# Computing the Lyapunov exponent of the Hénon map with DynamicalSystems.jl

## Issue

I am trying to compute the Lyapunov exponent of the Hénon map with `b = 0.3` and `a = 1.8` but the `lyapunov` function from `DynamicalSystems.jl` seems to not converge. Is there something I am doing wrong or is this expected?

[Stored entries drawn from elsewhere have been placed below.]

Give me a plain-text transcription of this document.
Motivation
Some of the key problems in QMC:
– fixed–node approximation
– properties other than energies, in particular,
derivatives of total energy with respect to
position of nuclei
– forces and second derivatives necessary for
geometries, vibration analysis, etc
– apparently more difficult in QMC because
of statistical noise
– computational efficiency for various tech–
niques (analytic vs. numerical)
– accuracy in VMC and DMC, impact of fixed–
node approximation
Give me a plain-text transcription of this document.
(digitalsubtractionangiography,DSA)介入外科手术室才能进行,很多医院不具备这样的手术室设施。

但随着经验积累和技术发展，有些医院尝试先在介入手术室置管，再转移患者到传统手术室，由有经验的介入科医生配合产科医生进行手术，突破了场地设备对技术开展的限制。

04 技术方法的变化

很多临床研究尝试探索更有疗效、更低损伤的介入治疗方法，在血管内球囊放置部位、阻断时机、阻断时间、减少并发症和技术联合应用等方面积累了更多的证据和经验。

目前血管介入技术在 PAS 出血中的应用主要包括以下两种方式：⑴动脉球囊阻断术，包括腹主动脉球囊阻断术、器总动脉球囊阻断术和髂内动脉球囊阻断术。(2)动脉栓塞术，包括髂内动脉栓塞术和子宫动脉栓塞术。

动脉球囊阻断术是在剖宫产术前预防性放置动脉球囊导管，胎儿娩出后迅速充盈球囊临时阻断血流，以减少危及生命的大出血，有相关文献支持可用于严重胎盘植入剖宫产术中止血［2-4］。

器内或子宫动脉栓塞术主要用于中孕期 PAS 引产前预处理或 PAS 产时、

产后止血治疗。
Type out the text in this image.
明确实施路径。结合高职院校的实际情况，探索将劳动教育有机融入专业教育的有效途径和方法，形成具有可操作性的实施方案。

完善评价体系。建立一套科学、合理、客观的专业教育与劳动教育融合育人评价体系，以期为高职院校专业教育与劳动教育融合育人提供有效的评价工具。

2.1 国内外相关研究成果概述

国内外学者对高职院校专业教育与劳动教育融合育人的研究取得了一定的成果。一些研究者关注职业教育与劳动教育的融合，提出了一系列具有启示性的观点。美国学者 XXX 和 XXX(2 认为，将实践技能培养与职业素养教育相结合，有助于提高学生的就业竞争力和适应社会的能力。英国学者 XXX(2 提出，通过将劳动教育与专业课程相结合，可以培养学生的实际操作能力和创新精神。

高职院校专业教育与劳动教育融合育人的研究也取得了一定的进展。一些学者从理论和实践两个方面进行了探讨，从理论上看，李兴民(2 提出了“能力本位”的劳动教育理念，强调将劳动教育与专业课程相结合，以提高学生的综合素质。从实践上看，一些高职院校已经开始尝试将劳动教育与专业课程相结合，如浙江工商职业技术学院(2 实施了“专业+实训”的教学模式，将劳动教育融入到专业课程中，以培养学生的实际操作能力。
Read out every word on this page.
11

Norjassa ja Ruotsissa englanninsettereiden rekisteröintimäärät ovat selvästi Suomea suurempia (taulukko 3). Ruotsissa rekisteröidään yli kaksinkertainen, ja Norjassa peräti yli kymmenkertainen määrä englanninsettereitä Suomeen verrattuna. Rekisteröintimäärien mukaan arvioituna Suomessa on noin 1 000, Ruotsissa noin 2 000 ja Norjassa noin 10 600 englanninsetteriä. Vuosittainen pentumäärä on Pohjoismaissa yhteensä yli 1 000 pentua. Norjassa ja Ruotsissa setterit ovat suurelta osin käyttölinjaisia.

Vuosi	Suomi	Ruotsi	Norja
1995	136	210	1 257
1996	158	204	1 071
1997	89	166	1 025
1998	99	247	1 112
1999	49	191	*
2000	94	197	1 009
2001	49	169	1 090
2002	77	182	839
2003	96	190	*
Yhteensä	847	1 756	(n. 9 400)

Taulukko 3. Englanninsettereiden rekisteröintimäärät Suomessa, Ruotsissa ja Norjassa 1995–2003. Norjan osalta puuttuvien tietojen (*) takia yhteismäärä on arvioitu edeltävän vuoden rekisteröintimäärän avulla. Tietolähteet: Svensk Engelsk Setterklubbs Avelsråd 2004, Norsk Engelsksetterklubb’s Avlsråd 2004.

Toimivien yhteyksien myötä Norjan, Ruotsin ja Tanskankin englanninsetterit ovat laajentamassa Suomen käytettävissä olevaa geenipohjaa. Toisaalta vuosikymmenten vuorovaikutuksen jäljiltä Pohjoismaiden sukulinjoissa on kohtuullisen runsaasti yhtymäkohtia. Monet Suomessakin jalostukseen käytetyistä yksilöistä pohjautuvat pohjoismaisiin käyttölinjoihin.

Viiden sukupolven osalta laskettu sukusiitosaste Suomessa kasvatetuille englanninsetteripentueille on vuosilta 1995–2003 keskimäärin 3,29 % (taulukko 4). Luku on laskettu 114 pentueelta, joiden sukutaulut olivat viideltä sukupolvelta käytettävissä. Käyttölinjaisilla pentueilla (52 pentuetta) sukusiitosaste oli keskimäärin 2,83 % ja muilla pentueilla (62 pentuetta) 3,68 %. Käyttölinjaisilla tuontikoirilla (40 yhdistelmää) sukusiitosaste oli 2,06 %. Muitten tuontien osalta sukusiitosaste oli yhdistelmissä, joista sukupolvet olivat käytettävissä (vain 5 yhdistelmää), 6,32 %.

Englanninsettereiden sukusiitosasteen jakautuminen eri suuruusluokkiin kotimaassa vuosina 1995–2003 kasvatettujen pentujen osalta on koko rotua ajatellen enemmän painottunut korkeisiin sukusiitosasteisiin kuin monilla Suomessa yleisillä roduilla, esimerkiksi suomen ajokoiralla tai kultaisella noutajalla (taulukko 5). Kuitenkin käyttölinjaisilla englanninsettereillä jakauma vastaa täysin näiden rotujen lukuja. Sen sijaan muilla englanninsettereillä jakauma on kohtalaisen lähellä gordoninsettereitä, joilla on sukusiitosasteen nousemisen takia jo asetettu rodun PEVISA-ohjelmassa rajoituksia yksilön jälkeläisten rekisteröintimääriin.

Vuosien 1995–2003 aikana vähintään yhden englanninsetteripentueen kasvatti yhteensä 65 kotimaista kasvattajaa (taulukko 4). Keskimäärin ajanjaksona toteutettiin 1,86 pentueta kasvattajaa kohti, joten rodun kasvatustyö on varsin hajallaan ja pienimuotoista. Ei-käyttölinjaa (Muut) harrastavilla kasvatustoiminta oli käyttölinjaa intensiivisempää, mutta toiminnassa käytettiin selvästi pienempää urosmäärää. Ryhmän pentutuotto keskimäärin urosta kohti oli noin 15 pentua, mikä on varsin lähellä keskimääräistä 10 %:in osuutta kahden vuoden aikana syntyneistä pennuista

## Minimal working example

This does not converge:

``````using DynamicalSystems

henon = Systems.henon(a = 1.75)
λ = lyapunov(henon, 10000, d0 = 1e-7, upper_threshold = 1e-4, Ttr = 100)
``````

This converges very quickly:

``````henon = Systems.henon(a = 1.)
λ = lyapunov(henon, 10000, d0 = 1e-7, upper_threshold = 1e-4, Ttr = 100)
``````

Hi,

1. What does “converge” mean?
2. `upper_threshold = 1e-4`. Lyapunov exponents are in theory defined for infinitesimal perturbations. You want `Δt` and `threshold` to be such that perturbation growth is limited to linearized dynamics. Is this true here?
3. What is the trajectory of the dynamical system doing for these parameters?

I see:

``````julia> tr = trajectory(henon, 100; Ttr = 1000)
2-dimensional Dataset{Float64} with 101 points
-Inf  -Inf
-Inf  -Inf
-Inf  -Inf
-Inf  -Inf
-Inf  -Inf
-Inf  -Inf
-Inf  -Inf
-Inf  -Inf
-Inf  -Inf
-Inf  -Inf
⋮
-Inf  -Inf
-Inf  -Inf
-Inf  -Inf
-Inf  -Inf
-Inf  -Inf
-Inf  -Inf
-Inf  -Inf
-Inf  -Inf
-Inf  -Inf
``````

the system goes to infinity for `a=1.75`

1 Like

Thank you for the quick reply! You are indeed correct, I did not realise the trajectory was diverging for `a = 1.75`.